QUESTION: Do you miss politics?
SECRETARY KERRY: I beg your pardon?
QUESTION: Do you miss politics at all?
SECRETARY KERRY: I loved being a senator for Massachusetts for the years I was senator, and of course I miss a lot of aspects of it. Yeah, I do. But this is a spectacular job, and I love doing what I'm doing, and I love the fact that for a concentrated period of time, even though I miss some of the other aspects -- not all of them, mind you -- I am able to focus on a specific task, a specific set of issues. And that is a luxury, believe me, to not have to go to a fundraiser, to not have to ask people for money, to not have to engage in some of the day-to-day things is really -- it's a blessing. And I love the ability to be able to focus on the issues as intensely as I am right now.
QUESTION: And in terms of social media, we did open up for questions on Facebook for friends of the show, and Gayle Hoffman said she's concerned about your wife Teresa. Can you share with our viewers how she's doing?
SECRETARY KERRY: Well, that's very sweet of her. She is doing her due diligence to get better. She's working hard. She's up in Boston right now. I was with her on the weekend, and she's working very, very hard to come back fully from a very tough seizure that she had. And part of the worst of it is just the medicine itself kind of flattens you a little bit.

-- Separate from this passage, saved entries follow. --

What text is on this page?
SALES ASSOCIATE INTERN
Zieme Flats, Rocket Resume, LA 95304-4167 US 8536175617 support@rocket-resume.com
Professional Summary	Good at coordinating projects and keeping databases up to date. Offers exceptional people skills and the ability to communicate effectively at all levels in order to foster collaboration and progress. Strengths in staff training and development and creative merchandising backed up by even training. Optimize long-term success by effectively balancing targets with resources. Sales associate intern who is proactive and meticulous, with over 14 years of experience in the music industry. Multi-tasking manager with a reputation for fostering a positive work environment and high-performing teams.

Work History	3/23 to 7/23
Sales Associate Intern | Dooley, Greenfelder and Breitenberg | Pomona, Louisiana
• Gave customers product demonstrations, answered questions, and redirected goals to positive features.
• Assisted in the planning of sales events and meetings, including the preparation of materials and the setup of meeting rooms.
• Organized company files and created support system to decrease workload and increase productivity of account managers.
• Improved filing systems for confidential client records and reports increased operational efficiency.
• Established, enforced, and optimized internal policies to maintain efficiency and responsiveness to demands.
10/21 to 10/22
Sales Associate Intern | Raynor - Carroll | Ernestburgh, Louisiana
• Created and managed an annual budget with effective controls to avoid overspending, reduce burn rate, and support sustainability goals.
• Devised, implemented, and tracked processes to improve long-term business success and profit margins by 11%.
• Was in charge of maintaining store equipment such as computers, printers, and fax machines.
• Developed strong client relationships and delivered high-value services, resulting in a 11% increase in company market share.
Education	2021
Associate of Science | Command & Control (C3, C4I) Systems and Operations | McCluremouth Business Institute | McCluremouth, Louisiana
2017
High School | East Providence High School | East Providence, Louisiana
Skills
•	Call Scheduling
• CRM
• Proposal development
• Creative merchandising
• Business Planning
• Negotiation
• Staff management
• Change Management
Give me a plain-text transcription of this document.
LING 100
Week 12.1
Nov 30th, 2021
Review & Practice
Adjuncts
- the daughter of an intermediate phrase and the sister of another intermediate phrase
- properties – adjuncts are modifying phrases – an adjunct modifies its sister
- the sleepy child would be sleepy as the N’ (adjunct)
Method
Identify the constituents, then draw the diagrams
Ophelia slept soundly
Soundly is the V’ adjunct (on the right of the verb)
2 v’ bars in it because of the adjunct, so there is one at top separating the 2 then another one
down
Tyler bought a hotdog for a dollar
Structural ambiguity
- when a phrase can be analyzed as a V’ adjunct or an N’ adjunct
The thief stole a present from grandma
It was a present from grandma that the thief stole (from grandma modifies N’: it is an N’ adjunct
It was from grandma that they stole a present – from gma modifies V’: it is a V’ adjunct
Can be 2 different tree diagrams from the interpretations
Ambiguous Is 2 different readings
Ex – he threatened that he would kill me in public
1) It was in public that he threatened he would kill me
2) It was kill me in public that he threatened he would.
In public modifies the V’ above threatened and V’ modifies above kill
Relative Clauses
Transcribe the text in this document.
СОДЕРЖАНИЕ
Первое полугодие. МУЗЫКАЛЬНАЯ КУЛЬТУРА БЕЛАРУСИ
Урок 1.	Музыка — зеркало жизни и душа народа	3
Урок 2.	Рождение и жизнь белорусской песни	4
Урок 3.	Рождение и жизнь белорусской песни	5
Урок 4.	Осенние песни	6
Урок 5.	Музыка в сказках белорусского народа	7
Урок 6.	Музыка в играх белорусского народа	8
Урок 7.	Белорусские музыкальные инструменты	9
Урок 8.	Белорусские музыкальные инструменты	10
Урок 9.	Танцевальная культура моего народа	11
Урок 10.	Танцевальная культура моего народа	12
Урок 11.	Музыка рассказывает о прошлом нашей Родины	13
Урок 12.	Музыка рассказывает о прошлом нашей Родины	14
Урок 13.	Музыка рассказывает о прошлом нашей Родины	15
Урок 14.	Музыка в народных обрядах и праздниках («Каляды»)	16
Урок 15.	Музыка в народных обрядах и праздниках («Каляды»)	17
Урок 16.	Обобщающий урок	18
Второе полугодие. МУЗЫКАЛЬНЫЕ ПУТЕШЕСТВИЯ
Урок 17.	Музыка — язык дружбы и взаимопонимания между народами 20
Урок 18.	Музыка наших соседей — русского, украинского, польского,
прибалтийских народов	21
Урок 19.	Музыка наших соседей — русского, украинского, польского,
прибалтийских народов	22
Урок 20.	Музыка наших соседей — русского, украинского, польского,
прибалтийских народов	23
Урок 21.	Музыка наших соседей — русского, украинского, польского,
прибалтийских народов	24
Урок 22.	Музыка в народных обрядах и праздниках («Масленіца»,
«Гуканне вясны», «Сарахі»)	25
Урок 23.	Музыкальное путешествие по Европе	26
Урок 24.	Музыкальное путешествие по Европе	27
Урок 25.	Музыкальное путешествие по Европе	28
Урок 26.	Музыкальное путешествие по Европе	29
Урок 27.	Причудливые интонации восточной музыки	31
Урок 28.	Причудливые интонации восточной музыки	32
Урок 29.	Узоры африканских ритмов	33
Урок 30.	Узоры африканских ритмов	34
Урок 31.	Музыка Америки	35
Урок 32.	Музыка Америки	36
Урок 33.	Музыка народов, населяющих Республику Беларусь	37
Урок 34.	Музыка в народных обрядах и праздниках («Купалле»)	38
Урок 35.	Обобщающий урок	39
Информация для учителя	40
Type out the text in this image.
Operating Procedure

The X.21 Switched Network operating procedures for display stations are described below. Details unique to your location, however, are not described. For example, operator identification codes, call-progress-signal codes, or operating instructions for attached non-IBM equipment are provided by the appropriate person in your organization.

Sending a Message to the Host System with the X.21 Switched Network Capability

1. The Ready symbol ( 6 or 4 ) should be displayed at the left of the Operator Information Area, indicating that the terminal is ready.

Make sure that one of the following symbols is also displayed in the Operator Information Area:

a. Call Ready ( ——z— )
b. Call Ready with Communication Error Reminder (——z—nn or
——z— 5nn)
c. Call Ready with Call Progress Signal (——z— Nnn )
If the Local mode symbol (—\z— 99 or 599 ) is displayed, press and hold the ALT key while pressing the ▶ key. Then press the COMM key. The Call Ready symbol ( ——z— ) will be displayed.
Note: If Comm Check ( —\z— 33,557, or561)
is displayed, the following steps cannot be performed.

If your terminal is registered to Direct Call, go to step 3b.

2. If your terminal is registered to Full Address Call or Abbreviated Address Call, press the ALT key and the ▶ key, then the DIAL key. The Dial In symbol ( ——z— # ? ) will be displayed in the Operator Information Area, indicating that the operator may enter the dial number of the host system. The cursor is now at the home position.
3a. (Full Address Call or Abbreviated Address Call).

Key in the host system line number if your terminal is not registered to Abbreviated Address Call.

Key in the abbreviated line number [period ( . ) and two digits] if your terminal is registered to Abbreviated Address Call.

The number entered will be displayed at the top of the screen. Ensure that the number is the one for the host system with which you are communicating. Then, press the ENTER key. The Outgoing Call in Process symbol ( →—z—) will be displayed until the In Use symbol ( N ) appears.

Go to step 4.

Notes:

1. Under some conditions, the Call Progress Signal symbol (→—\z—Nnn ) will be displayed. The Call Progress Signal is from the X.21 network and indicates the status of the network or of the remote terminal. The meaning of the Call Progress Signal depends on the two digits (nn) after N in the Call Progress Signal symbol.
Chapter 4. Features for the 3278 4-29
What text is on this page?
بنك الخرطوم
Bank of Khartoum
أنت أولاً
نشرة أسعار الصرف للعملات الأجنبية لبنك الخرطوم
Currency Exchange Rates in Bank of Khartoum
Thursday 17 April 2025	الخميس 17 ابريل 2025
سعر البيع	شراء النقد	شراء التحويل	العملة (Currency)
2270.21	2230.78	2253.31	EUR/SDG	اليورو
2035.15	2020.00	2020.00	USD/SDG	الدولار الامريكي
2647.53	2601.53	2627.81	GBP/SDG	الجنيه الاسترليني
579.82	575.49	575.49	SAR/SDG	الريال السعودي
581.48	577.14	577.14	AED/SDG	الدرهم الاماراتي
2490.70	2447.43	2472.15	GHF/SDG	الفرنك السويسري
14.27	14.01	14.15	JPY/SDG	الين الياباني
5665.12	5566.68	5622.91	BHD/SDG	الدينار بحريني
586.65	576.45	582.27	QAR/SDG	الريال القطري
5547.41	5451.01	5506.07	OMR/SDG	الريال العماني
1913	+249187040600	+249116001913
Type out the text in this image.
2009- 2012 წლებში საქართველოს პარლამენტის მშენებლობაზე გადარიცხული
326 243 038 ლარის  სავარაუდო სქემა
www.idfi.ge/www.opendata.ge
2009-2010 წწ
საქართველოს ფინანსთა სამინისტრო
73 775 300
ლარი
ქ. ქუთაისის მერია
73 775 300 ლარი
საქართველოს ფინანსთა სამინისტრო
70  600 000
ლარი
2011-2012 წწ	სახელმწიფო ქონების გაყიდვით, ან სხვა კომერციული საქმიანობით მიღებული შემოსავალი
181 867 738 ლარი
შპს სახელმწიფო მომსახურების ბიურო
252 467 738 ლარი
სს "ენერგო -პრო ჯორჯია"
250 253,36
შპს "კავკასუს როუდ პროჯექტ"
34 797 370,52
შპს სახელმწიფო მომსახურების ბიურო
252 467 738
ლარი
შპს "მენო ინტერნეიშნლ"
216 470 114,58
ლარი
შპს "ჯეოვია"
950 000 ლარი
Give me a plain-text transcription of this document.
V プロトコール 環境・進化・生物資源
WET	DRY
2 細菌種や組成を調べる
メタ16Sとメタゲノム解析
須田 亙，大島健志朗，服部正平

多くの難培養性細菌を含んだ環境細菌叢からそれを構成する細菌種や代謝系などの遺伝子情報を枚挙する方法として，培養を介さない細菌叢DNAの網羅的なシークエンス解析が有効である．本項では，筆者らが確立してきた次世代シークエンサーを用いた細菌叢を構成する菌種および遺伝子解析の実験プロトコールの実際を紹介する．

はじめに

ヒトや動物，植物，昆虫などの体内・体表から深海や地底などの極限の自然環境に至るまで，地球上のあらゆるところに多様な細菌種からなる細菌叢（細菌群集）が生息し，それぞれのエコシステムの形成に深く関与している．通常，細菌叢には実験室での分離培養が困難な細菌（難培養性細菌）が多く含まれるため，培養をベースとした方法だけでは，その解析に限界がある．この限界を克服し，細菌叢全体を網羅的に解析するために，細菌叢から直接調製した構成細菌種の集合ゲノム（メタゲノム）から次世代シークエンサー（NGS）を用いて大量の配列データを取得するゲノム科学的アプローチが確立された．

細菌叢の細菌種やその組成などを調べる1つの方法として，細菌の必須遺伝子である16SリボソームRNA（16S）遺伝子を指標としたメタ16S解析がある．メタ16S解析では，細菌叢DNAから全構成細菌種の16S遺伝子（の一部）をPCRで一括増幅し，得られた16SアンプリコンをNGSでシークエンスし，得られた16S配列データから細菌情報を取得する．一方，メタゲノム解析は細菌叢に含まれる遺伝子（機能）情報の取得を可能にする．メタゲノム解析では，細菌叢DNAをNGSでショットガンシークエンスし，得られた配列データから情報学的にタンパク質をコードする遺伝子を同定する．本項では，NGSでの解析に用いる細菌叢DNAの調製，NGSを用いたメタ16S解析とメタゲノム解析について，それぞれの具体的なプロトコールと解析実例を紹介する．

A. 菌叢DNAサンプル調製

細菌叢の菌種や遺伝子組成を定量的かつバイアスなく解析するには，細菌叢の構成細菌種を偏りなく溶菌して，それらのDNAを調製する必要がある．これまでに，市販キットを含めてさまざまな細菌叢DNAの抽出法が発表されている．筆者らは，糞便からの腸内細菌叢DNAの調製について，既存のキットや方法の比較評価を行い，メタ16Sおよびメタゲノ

But she's fighting.
QUESTION: Well, she is a fighter. We know her and love her, and wish her our very best, and you, Mr. Secretary. Safe travels. Come home more often. (Laughter.) And thanks to you for your hospitality --
SECRETARY KERRY: Thank you.
QUESTION: -- and to the entire staff here at the State Department for letting us do our broadcast here today.
SECRETARY KERRY: Good fun. Thanks.
QUESTION: Thank you.
SECRETARY KERRY: Appreciate it. Thanks.